Feeling pressure to addressing the growing unrest on college campuses, MnSCU issued this letter criticizing racism on its campuses. The letter was signed by MnSCU Chancellor Steve Rosenstone and the presidents of all MnSCU colleges and universities.
For the most part, the letter was essentially milquetoast, if not utterly vague. The opening paragraph of a letter like that should be used to rivet everyone’s attention to a crisis in their midst. Instead of citing specific examples that MnSCU is worried about, they opened by saying “Recent events on campuses across the country remind us of the ugliness of racism and intolerance and its painful impact on the lives of our students, faculty, and staff. Because we are not immune to racism here in Minnesota, today we stand together – as leaders of Minnesota’s state colleges and universities – to condemn racism and intolerance and reaffirm our commitment to our core value: our colleges and universities are places of hope and opportunity where everyone can create a better future for themselves, for their families, and for their communities. And when we say everyone, we really do mean everyone.”

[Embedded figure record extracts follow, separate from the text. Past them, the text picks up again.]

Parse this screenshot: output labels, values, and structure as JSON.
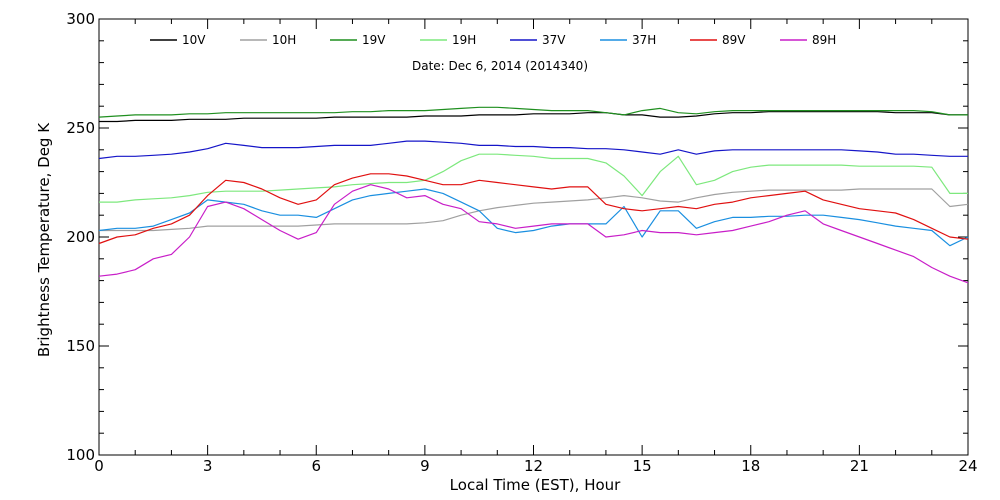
{
  "chart_data": {
    "type": "line",
    "title": "",
    "subtitle": "Date: Dec  6, 2014 (2014340)",
    "xlabel": "Local Time (EST), Hour",
    "ylabel": "Brightness Temperature, Deg K",
    "xlim": [
      0,
      24
    ],
    "ylim": [
      100,
      300
    ],
    "xticks": [
      0,
      3,
      6,
      9,
      12,
      15,
      18,
      21,
      24
    ],
    "yticks": [
      100,
      150,
      200,
      250,
      300
    ],
    "grid": false,
    "legend_position": "top",
    "colors": {
      "10V": "#000000",
      "10H": "#a0a0a0",
      "19V": "#1f8f1f",
      "19H": "#7de87d",
      "37V": "#1515c8",
      "37H": "#1a8fe0",
      "89V": "#e01010",
      "89H": "#c81ec8"
    },
    "x": [
      0,
      0.5,
      1,
      1.5,
      2,
      2.5,
      3,
      3.5,
      4,
      4.5,
      5,
      5.5,
      6,
      6.5,
      7,
      7.5,
      8,
      8.5,
      9,
      9.5,
      10,
      10.5,
      11,
      11.5,
      12,
      12.5,
      13,
      13.5,
      14,
      14.5,
      15,
      15.5,
      16,
      16.5,
      17,
      17.5,
      18,
      18.5,
      19,
      19.5,
      20,
      20.5,
      21,
      21.5,
      22,
      22.5,
      23,
      23.5,
      24
    ],
    "series": [
      {
        "name": "10V",
        "values": [
          253,
          253,
          253.5,
          253.5,
          253.5,
          254,
          254,
          254,
          254.5,
          254.5,
          254.5,
          254.5,
          254.5,
          255,
          255,
          255,
          255,
          255,
          255.5,
          255.5,
          255.5,
          256,
          256,
          256,
          256.5,
          256.5,
          256.5,
          257,
          257,
          256,
          256,
          255,
          255,
          255.5,
          256.5,
          257,
          257,
          257.5,
          257.5,
          257.5,
          257.5,
          257.5,
          257.5,
          257.5,
          257,
          257,
          257,
          256,
          256
        ]
      },
      {
        "name": "10H",
        "values": [
          203,
          203,
          203,
          203,
          203.5,
          204,
          205,
          205,
          205,
          205,
          205,
          205,
          205.5,
          206,
          206,
          206,
          206,
          206,
          206.5,
          207.5,
          210,
          212,
          213.5,
          214.5,
          215.5,
          216,
          216.5,
          217,
          218,
          219,
          218,
          216.5,
          216,
          218,
          219.5,
          220.5,
          221,
          221.5,
          221.5,
          221.5,
          221.5,
          221.5,
          222,
          222,
          222,
          222,
          222,
          214,
          215
        ]
      },
      {
        "name": "19V",
        "values": [
          255,
          255.5,
          256,
          256,
          256,
          256.5,
          256.5,
          257,
          257,
          257,
          257,
          257,
          257,
          257,
          257.5,
          257.5,
          258,
          258,
          258,
          258.5,
          259,
          259.5,
          259.5,
          259,
          258.5,
          258,
          258,
          258,
          257,
          256,
          258,
          259,
          257,
          256.5,
          257.5,
          258,
          258,
          258,
          258,
          258,
          258,
          258,
          258,
          258,
          258,
          258,
          257.5,
          256,
          256
        ]
      },
      {
        "name": "19H",
        "values": [
          216,
          216,
          217,
          217.5,
          218,
          219,
          220.5,
          221,
          221,
          221,
          221.5,
          222,
          222.5,
          223,
          224,
          224.5,
          225,
          225,
          226,
          230,
          235,
          238,
          238,
          237.5,
          237,
          236,
          236,
          236,
          234,
          228,
          219,
          230,
          237,
          224,
          226,
          230,
          232,
          233,
          233,
          233,
          233,
          233,
          232.5,
          232.5,
          232.5,
          232.5,
          232,
          220,
          220
        ]
      },
      {
        "name": "37V",
        "values": [
          236,
          237,
          237,
          237.5,
          238,
          239,
          240.5,
          243,
          242,
          241,
          241,
          241,
          241.5,
          242,
          242,
          242,
          243,
          244,
          244,
          243.5,
          243,
          242,
          242,
          241.5,
          241.5,
          241,
          241,
          240.5,
          240.5,
          240,
          239,
          238,
          240,
          238,
          239.5,
          240,
          240,
          240,
          240,
          240,
          240,
          240,
          239.5,
          239,
          238,
          238,
          237.5,
          237,
          237
        ]
      },
      {
        "name": "37H",
        "values": [
          203,
          204,
          204,
          205,
          208,
          211,
          217,
          216,
          215,
          212,
          210,
          210,
          209,
          213,
          217,
          219,
          220,
          221,
          222,
          220,
          216,
          212,
          204,
          202,
          203,
          205,
          206,
          206,
          206,
          214,
          200,
          212,
          212,
          204,
          207,
          209,
          209,
          209.5,
          209.5,
          210,
          210,
          209,
          208,
          206.5,
          205,
          204,
          203,
          196,
          200
        ]
      },
      {
        "name": "89V",
        "values": [
          197,
          200,
          201,
          204,
          206,
          210,
          219,
          226,
          225,
          222,
          218,
          215,
          217,
          224,
          227,
          229,
          229,
          228,
          226,
          224,
          224,
          226,
          225,
          224,
          223,
          222,
          223,
          223,
          215,
          213,
          212,
          213,
          214,
          213,
          215,
          216,
          218,
          219,
          220,
          221,
          217,
          215,
          213,
          212,
          211,
          208,
          204,
          200,
          199
        ]
      },
      {
        "name": "89H",
        "values": [
          182,
          183,
          185,
          190,
          192,
          200,
          214,
          216,
          213,
          208,
          203,
          199,
          202,
          215,
          221,
          224,
          222,
          218,
          219,
          215,
          213,
          207,
          206,
          204,
          205,
          206,
          206,
          206,
          200,
          201,
          203,
          202,
          202,
          201,
          202,
          203,
          205,
          207,
          210,
          212,
          206,
          203,
          200,
          197,
          194,
          191,
          186,
          182,
          179
        ]
      }
    ]
  }
}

That opening paragraph won’t get anyone’s attention, much less rally them to the cause of eliminating racism and intolerance. Had MnSCU’s chancellor and presidents talked about the specific things that’ve caused protests to erupt at the University of Missouri and Yale University, MnSCU might’ve gotten people’s attention with this letter.
Outlining what specific things professors and students should look for would’ve been a great first step in galvanizing support and putting students and faculty on alert. Since MnSCU didn’t talk about these things, the next logical question from students and faculty should be why they didn’t get specific. Another legitimate question might be to ask whether this letter is meant to provide legal cover to MnSCU or whether they’re truly committed to eliminating racism. At this point, it’s impossible to know.
The scarcity of specific information suggests, too, that MnSCU leadership isn’t serious. It isn’t a stretch to think that students, faculty and administrators would like to know if MnSCU had been alerted to specific incidents of racism and intolerance.
Finally, the letter failed to address another key complaint rising out of these protests, which is universities’ attempts to stifle free speech. MnSCU should’ve cited what specific things they’re doing to make campuses inclusive without trampling students’ and faculty’s civil rights.